Anthropology has remained relevant by changing the way anthropologists perceive the people they study—not as curiosities to be exploited but as human beings which possess knowledge and experiences beyond that of the anthropologist. Design, as a discipline, experienced a similar critique at this time through the writings of critics like John Christopher Jones and Victor Papanek—but these critiques had a much smaller impact on design practice, and many hegemonic undertones persist to this day.

While contemporary proponents of Design Anthropology are attempting to address these biases by urging a shift toward a more human-centered agenda (see Decolonizing Design), the writings in this field can be a bit murky concerning the ways practicing designers might actually enact this shift.
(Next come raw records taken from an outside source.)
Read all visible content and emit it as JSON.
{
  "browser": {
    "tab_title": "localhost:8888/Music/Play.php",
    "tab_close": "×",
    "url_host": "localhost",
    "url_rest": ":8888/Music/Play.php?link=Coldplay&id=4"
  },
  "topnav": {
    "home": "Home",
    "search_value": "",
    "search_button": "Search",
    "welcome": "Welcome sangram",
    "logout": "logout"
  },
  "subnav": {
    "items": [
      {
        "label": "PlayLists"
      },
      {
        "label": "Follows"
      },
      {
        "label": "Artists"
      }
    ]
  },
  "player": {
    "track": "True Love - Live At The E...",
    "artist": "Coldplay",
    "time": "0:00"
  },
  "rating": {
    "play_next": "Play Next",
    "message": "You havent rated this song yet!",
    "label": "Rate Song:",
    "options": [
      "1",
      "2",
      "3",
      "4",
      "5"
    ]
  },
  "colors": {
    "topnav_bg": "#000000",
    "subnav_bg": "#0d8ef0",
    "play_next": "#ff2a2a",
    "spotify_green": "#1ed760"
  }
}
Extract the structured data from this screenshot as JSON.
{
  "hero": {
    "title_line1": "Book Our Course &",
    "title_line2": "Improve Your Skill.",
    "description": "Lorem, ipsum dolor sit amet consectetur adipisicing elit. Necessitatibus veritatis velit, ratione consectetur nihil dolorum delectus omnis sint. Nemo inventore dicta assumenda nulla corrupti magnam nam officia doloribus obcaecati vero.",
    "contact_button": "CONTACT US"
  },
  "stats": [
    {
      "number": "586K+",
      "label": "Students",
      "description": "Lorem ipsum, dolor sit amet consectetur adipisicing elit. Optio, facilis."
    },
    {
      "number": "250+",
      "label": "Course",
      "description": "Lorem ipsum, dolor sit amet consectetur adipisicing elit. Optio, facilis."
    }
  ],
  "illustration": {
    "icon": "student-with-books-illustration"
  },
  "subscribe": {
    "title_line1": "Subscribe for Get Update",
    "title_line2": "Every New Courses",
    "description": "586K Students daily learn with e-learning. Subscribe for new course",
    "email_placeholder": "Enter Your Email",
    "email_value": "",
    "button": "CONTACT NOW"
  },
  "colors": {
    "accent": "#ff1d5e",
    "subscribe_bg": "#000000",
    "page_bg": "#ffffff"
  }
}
Ethnographic studies for design can be prohibitively resource-intensive and do not always include the studio element found in Design Thinking—an element which is highly effective for prototyping design solutions. While the critiques of many design anthropologists are certainly well-meaning, they often fail to consider the time and resource constraints of design practice. Most designers simply do not have the resources to mount full-scale ethnographies and qualitative analyses of cultural context. So, design continues its isolating, studio-based methods.

Alternatively, design firms like IDEO, Frog, and IBM have produced several illustrated toolkits and field guides championing Design Thinking as a one-size-fits-all solution to any design problem. This buzzword battle has made Design Thinking into an overly prescriptive process that discourages self-criticism. “Trust the process,” writes IDEO, “even if it feels uncomfortable” (IDEO 13). This dogmatic mindset limits discovery and innovation. While these firms have done well to condense Design Thinking into easily referenced toolkits, their methodologies are overly designer-centric and fall short of the true potential of design to inform cultural experience.

The obvious conclusion, then, is to hybridize these workflows, giving designers complimentary methodologies through an expansive toolkit that modularizes design into a dynamic process grounded in user collaboration. By de-linearizing and expanding Design Thinking, designers would gain the freedom to pick-and-choose human-centered methods to fit the contexts of their design problems. This would alter the purpose of design itself away from that of an object-driven practice and toward that of an experiential activity undertaken by the designer and user as mutual collaborators (Allen 3). By emphasizing user engagement and collaborative design, the role of the designer can begin to shift from that of an exogenous creator to that of an enabler of cultural growth.

Herbert Simon defines design as “courses of action aimed at changing existing situations into preferred ones” (Simon 111). It is this type of engagement that I hope to encourage with the following Field Guide to Design Anthropology. By including users in the design process, designers expand their knowledge and resources while allowing the experience of design to grow organically in communities, creating lasting impact where it is needed most.